We applied erasure coding to address the same set of challenges. Traditionally, erasure coding is widely used in modern clusters to minimize storage usage. However, it is not applied to object caching, nor is it considered a viable solution for load balancing. We show both analytically and empirically that given the instruction sets in modern CPUs, erasure coding can be a viable solution to address the limitations of selective replication as long as we are willing to sacrifice some network bandwidth. Given the rise of high-capacity network topologies and networking technologies, we believe this to be a timely tradeoff.

Data-intensive clusters rely on in-memory object caching to maximize the number of requests that can be served from memory in the presence of popularity skew, background load imbalance, and server failures. In order to improve I/O latency and for load balancing, these caches typically employ selective replication, where the number of cached replicas of an object is proportional to its popularity. Selective replication, however, often falls short in practice, because it needs careful selection of replication factors and dynamic, load-aware replica placement.

EC-Cache is a load-balanced, high-performance cluster cache that uses erasure coding in a novel way to overcome the limitations of selective replication. EC-Cache employs two techniques: (a) splitting and erasure coding individual objects during writes, and (b) late binding, wherein obtaining any k out of (k + r) splits of an object are sufficient, during reads. As compared to selective replication, EC-Cache improves load balancing by a factor of 3.3X and reduces the median and tail read latencies by more than 2X, while using the same amount of memory. EC-Cache does so using 10% additional bandwidth and a small increase in the amount of stored metadata. The benefits offered by EC-Cache are further amplified in the presence of background network load imbalance.
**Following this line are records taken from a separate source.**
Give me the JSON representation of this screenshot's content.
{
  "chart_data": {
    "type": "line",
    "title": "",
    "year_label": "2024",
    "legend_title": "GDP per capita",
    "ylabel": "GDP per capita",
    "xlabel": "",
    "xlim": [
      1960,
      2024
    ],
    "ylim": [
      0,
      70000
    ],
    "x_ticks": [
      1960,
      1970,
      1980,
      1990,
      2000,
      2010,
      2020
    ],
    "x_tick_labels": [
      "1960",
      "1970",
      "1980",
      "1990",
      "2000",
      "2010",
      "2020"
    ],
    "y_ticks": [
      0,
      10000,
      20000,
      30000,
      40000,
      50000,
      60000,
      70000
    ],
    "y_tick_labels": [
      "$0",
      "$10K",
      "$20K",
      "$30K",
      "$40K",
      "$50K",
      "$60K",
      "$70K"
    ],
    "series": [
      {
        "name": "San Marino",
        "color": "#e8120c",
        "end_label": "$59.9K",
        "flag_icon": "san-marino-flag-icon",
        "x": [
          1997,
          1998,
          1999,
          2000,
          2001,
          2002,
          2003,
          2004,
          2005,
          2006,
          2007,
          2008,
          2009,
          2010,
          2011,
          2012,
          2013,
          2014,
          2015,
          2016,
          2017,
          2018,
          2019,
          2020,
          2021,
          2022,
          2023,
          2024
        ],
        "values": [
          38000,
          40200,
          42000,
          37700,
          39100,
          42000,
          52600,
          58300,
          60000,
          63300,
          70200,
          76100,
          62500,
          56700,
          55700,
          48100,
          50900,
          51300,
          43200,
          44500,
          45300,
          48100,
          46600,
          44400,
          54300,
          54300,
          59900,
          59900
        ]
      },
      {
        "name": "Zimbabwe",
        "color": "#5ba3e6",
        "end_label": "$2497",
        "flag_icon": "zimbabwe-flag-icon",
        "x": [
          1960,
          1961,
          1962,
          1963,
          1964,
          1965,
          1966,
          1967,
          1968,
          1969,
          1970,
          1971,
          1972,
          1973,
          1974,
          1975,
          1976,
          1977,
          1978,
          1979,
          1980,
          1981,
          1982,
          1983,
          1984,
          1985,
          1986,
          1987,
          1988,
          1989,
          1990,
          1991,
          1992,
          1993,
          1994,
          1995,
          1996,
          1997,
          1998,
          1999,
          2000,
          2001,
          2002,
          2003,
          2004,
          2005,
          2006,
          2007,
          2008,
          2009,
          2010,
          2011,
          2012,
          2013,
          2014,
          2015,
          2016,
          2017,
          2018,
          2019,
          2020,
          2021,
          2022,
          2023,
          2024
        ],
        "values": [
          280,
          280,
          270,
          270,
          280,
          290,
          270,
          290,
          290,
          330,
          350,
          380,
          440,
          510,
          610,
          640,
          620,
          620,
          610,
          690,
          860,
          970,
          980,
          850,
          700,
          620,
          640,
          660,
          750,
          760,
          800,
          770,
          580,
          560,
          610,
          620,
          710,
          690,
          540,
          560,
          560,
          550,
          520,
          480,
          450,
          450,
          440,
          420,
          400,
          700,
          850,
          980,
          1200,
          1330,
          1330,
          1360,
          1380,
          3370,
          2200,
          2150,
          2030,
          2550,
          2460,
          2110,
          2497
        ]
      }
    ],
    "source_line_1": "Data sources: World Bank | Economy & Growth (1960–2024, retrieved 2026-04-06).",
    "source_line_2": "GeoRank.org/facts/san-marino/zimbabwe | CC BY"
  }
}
The genesis of this work traces back to 2013, when I was just wrapping up Sinbad and heard Rashmi Vinayak giving a talk about her work at Facebook. While we planned many times, we were always busy with other stuff and never managed to work together until very recently. During this time, the project evolved from disk-based storage to general object store to its current form: in-memory object cache. The very energetic Jack Kosaian tracked me down last year to work on something exciting, which also helped in finally getting the project going at full speed. I’ve been very fortunate with my collaborators.

This year the OSDI PC accepted 47 out of 260 papers. This happens to be my first time submitting to OSDI. It’s also my first paper with my own student. Jack has been a tremendous force that kept the project going and helped Rashmi proceed at a fast pace. I also want to thank Rashmi for mentoring Jack throughout the process. I love this advising business :) Go Blue!